1. What are the components of the belief state of the Q-learning agent?
2. What are the percepts?
3. What is the command function of the Q-learning agent?
4. What is the belief-state transition function of the Q-learning agent?
Exercise 11.7:
For the plot of the total reward as a function of time as in Figure 11.12, the minimum and zero crossing are only meaningful statistics when balancing positive and negative rewards is reasonable behavior. Suggest what should replace these statistics when zero is not an appropriate definition of reasonable behavior. [Hint: Think about the cases that have only positive reward or only negative reward.]
Exercise 11.8:
Compare the different parameter settings for the game of Example 11.8. In particular compare the following situations:
1. α varies, and the Q-values are initialized to 0.0.
2. α varies, and the Q-values are initialized to 5.0.
3. α is fixed to 0.1, and the Q-values are initialized to 0.0.
4. α is fixed to 0.1, and the Q-values are initialized to 5.0.
5. Some other parameter settings.

For each of these, carry out multiple runs and compare the distributions of minimum values, zero crossing, the asymptotic slope for the policy that includes exploration, and the asymptotic slope for the policy that does not include exploration. To do the last task, after the algorithm has converged, set the exploitation parameter to 100% and run a large number of additional steps.

Exercise 11.9:
Consider four different ways to derive the value of αk from k in Q-learning (note that for Q-learning with varying αk, there must be a different count k for each state-action pair).
1. Let αk = 1/k.
2. Let αk = 10/(9+k).
3. Let αk = 0.1.
4. Let αk = 0.1 for the first 10,000 steps, αk = 0.01 for the next 10,000 steps, αk = 0.001 for the next 10,000 steps, αk = 0.0001 for the next 10,000 steps, and so on.
1. Which of these will converge to the true Q-value in theory?
2. Which converges to the true Q-value in practice (i.e., in a reasonable number of steps)? Try it for more than one domain.
Exercise 11.10:
Suppose your friend presented you with the following example where SARSA(λ) seems to give unintuitive results. There are two states, A and B. There is a reward of 10 coming into state A and no other rewards or penalties. There are two actions: left and right. These actions only make a difference in state B. Going left in state B goes directly to state A, but going right has a low probability of going into state A. In particular:
• P(A|B, left) = 1; reward is 10.
• P(A|B, right) = 0.01; reward is 10. P(B|B, right) = 0.99; reward is 0.
• P(A|A, left) = P(A|A, right) = 0.999 and P(B|A, left) = P(B|A, right) = 0.001. This is small enough that the eligibility traces will be close enough to zero when state B is entered.
• γ and λ are 0.9 and α is 0.4.

Suppose that your friend claimed that that Q(λ) does not work in this example, because the eligibility trace for the action right in state B ends up being bigger than the eligibility trace for action left in state B and the rewards and all of the parameters are the same. In particular, the eligibility trace for action right will be about 5 when it ends up entering state A, but it be 1 for action left. Therefore, the best action will be to go right in state B, which is not correct.

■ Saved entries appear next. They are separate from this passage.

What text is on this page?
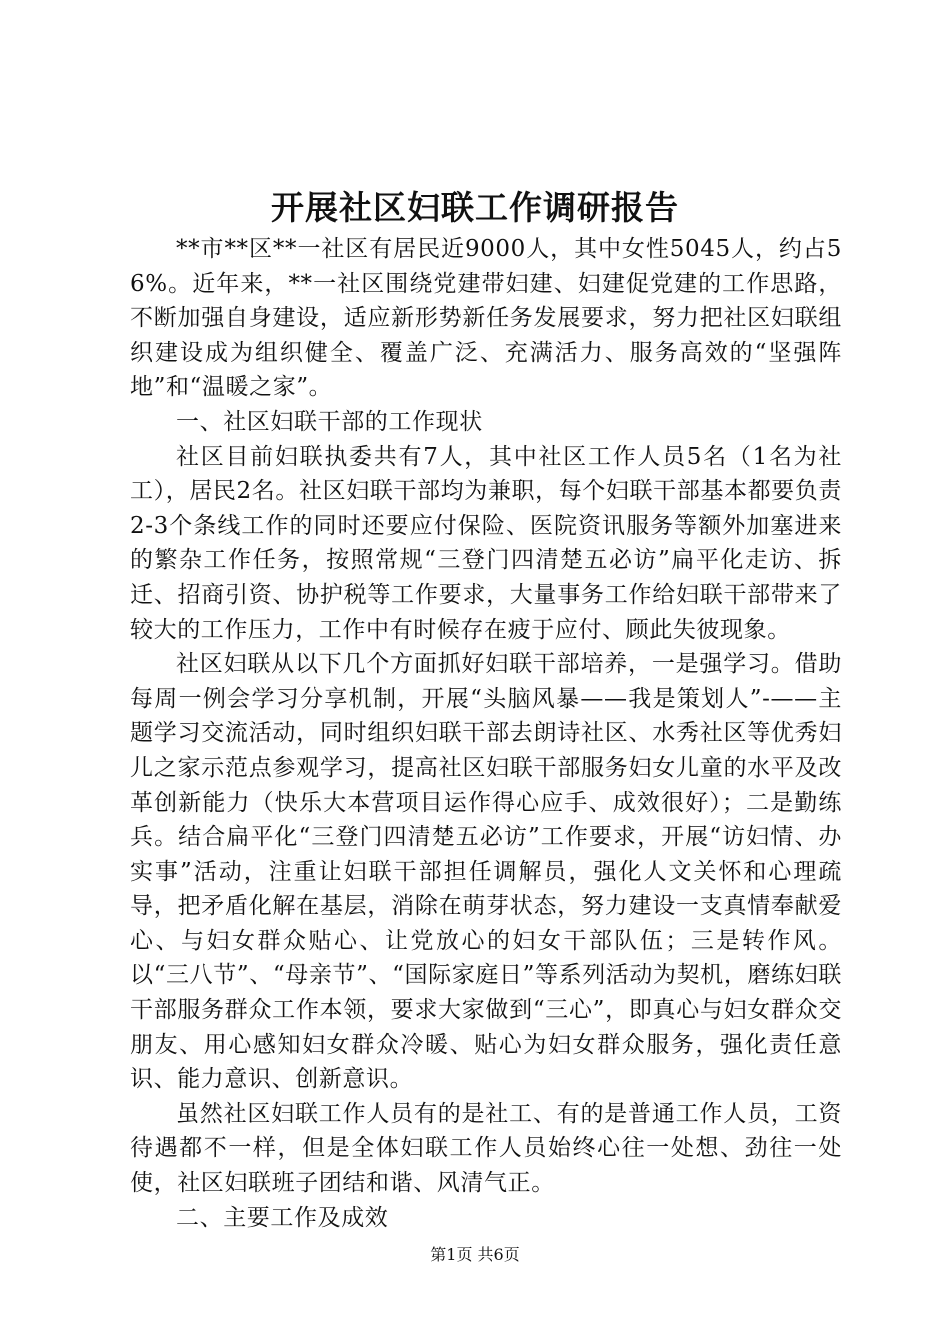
开展社区妇联工作调研报告

**市**区**一社区有居民近9000人，其中女性5045人，约占56%。近年来，**一社区围绕党建带妇建、妇建促党建的工作思路，不断加强自身建设，适应新形势新任务发展要求，努力把社区妇联组织建设成为组织健全、覆盖广泛、充满活力、服务高效的“坚强阵地”和“温暖之家”。

一、社区妇联干部的工作现状

社区目前妇联执委共有7人，其中社区工作人员5名（1名为社工），居民2名。社区妇联干部均为兼职，每个妇联干部基本都要负责2-3个条线工作的同时还要应付保险、医院资讯服务等额外加塞进来的繁杂工作任务，按照常规“三登门四清楚五必访”扁平化走访、拆迁、招商引资、协护税等工作要求，大量事务工作给妇联干部带来了较大的工作压力，工作中有时候存在疲于应付、顾此失彼现象。

社区妇联从以下几个方面抓好妇联干部培养，一是强学习。借助每周一例会学习分享机制，开展“头脑风暴——我是策划人”-——主题学习交流活动，同时组织妇联干部去朗诗社区、水秀社区等优秀妇儿之家示范点参观学习，提高社区妇联干部服务妇女儿童的水平及改革创新能力（快乐大本营项目运作得心应手、成效很好）；二是勤练兵。结合扁平化“三登门四清楚五必访”工作要求，开展“访妇情、办实事”活动，注重让妇联干部担任调解员，强化人文关怀和心理疏导，把矛盾化解在基层，消除在萌芽状态，努力建设一支真情奉献爱心、与妇女群众贴心、让党放心的妇女干部队伍；三是转作风。以“三八节”、“母亲节”、“国际家庭日”等系列活动为契机，磨练妇联干部服务群众工作本领，要求大家做到“三心”，即真心与妇女群众交朋友、用心感知妇女群众冷暖、贴心为妇女群众服务，强化责任意识、能力意识、创新意识。

虽然社区妇联工作人员有的是社工、有的是普通工作人员，工资待遇都不一样，但是全体妇联工作人员始终心往一处想、劲往一处使，社区妇联班子团结和谐、风清气正。

二、主要工作及成效

第1页 共6页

What is wrong with your friend's argument? What does this example show?

Exercise 11.11:
In SARSA with linear function approximators, if you use linear regression to minimize r+γQw(s',a')-Qw(s,a), you get a different result than we have here. Explain what you get and why what is described in the text may be preferable (or not).
Exercise 11.12:
In Example 11.14, some of the features are perfectly correlated (e.g., F6 and F7). Does having such correlated features affect what functions can be represented? Does it help or hurt the speed at which learning occurs?